Mitten in den Vorträgen, Folien und düsteren Daten, da wehte plötzlich der Geist des Herrn durch den Raum. Ich sah ihn auf den Gesichtern derer, die auf die Bildschirme schauten und denen klar war, dass jedes theoretische Szenario an sein Ende gekommen war. In den Flugzeugen aber auch in den Radarstellungen, die sie bombardierten, saßen Menschen. Und es musste geschehen, um andere am Boden davon abzuhalten, noch mehr Tod und Vertreibung auszusäen als schon geschehen.

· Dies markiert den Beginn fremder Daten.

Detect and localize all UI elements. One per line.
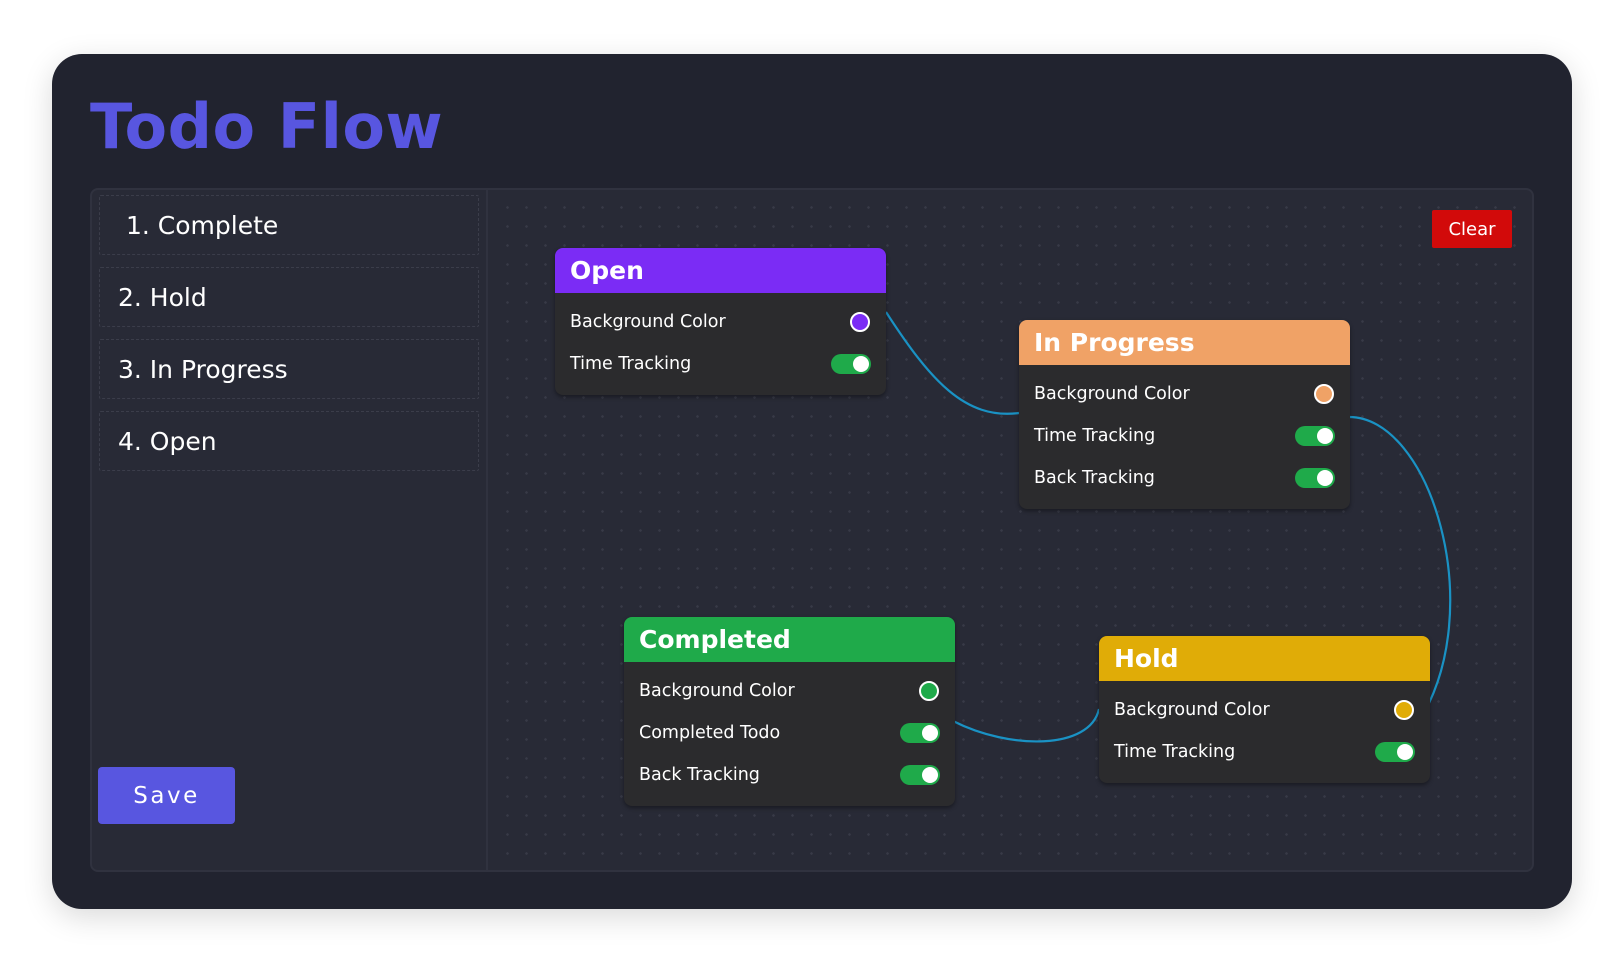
node-body: Background Color Time Tracking [1099, 681, 1430, 783]
save-button[interactable]: Save [98, 767, 235, 824]
color-picker-dot[interactable] [1394, 700, 1414, 720]
row-label: Background Color [1114, 700, 1270, 720]
node-title: Open [570, 256, 644, 285]
node-in-progress[interactable]: In Progress Background Color Time Tracki… [1019, 320, 1350, 509]
node-title: In Progress [1034, 328, 1195, 357]
node-row: Time Tracking [555, 343, 886, 385]
edge-hold-to-completed[interactable] [952, 708, 1101, 743]
time-tracking-toggle[interactable] [1295, 426, 1335, 446]
node-row: Back Tracking [624, 754, 955, 796]
node-open[interactable]: Open Background Color Time Tracking [555, 248, 886, 395]
node-row: Background Color [624, 670, 955, 712]
node-hold[interactable]: Hold Background Color Time Tracking [1099, 636, 1430, 783]
row-label: Back Tracking [1034, 468, 1155, 488]
clear-button[interactable]: Clear [1432, 210, 1512, 248]
row-label: Back Tracking [639, 765, 760, 785]
node-header[interactable]: Hold [1099, 636, 1430, 681]
sidebar-item-complete[interactable]: 1. Complete [99, 195, 479, 255]
flow-canvas[interactable]: Clear Open Background Color Time Trackin… [490, 190, 1532, 870]
node-row: Time Tracking [1019, 415, 1350, 457]
node-body: Background Color Completed Todo Back Tra… [624, 662, 955, 806]
node-row: Background Color [1099, 689, 1430, 731]
node-row: Completed Todo [624, 712, 955, 754]
color-picker-dot[interactable] [850, 312, 870, 332]
sidebar: 1. Complete 2. Hold 3. In Progress 4. Op… [92, 190, 488, 870]
node-header[interactable]: In Progress [1019, 320, 1350, 365]
node-body: Background Color Time Tracking [555, 293, 886, 395]
row-label: Completed Todo [639, 723, 781, 743]
node-completed[interactable]: Completed Background Color Completed Tod… [624, 617, 955, 806]
node-title: Hold [1114, 644, 1179, 673]
sidebar-item-hold[interactable]: 2. Hold [99, 267, 479, 327]
workspace: 1. Complete 2. Hold 3. In Progress 4. Op… [90, 188, 1534, 872]
back-tracking-toggle[interactable] [1295, 468, 1335, 488]
sidebar-item-open[interactable]: 4. Open [99, 411, 479, 471]
completed-todo-toggle[interactable] [900, 723, 940, 743]
node-header[interactable]: Open [555, 248, 886, 293]
node-row: Time Tracking [1099, 731, 1430, 773]
node-title: Completed [639, 625, 791, 654]
color-picker-dot[interactable] [1314, 384, 1334, 404]
row-label: Time Tracking [570, 354, 692, 374]
page-title: Todo Flow [90, 90, 444, 163]
time-tracking-toggle[interactable] [831, 354, 871, 374]
back-tracking-toggle[interactable] [900, 765, 940, 785]
row-label: Background Color [639, 681, 795, 701]
row-label: Time Tracking [1034, 426, 1156, 446]
row-label: Background Color [570, 312, 726, 332]
edge-open-to-in-progress[interactable] [885, 311, 1020, 415]
node-row: Back Tracking [1019, 457, 1350, 499]
sidebar-item-in-progress[interactable]: 3. In Progress [99, 339, 479, 399]
node-header[interactable]: Completed [624, 617, 955, 662]
time-tracking-toggle[interactable] [1375, 742, 1415, 762]
node-row: Background Color [555, 301, 886, 343]
row-label: Time Tracking [1114, 742, 1236, 762]
color-picker-dot[interactable] [919, 681, 939, 701]
node-body: Background Color Time Tracking Back Trac… [1019, 365, 1350, 509]
node-row: Background Color [1019, 373, 1350, 415]
row-label: Background Color [1034, 384, 1190, 404]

Keine Illusionen waren im Raum, keine falschen Erwartungen, sondern eine Bitte: Es möge gut gehen. Und an wen sonst war die gerichtet als an den Heiligen Geist? Jeder der damals Beteiligten mag es heute beurteilen, wie er will: Ich sah Menschen, die im Bewusstsein der Folgen ihr Tun abwogen und sich über die möglichen fatalen Risiken Rechenschaft ablegten. Krieger habe ich nirgendwo gesehen und auch keine Helden. Und gespürt, dass Gott auch an diesem Ort zu Hause sein kann. Als Heiliger Geist, der hoffen lässt, der Mut macht und der sogar hier Menschen trösten kann, die Entscheidungen fällen, die jeder gern vermieden hätte.

Der Autor ist Pastor, leitete das Ministerbüro von Rudolf Scharping und ist heute Direktor des Sozialwissenschaftlichen Instituts der Bundeswehr in Straußberg.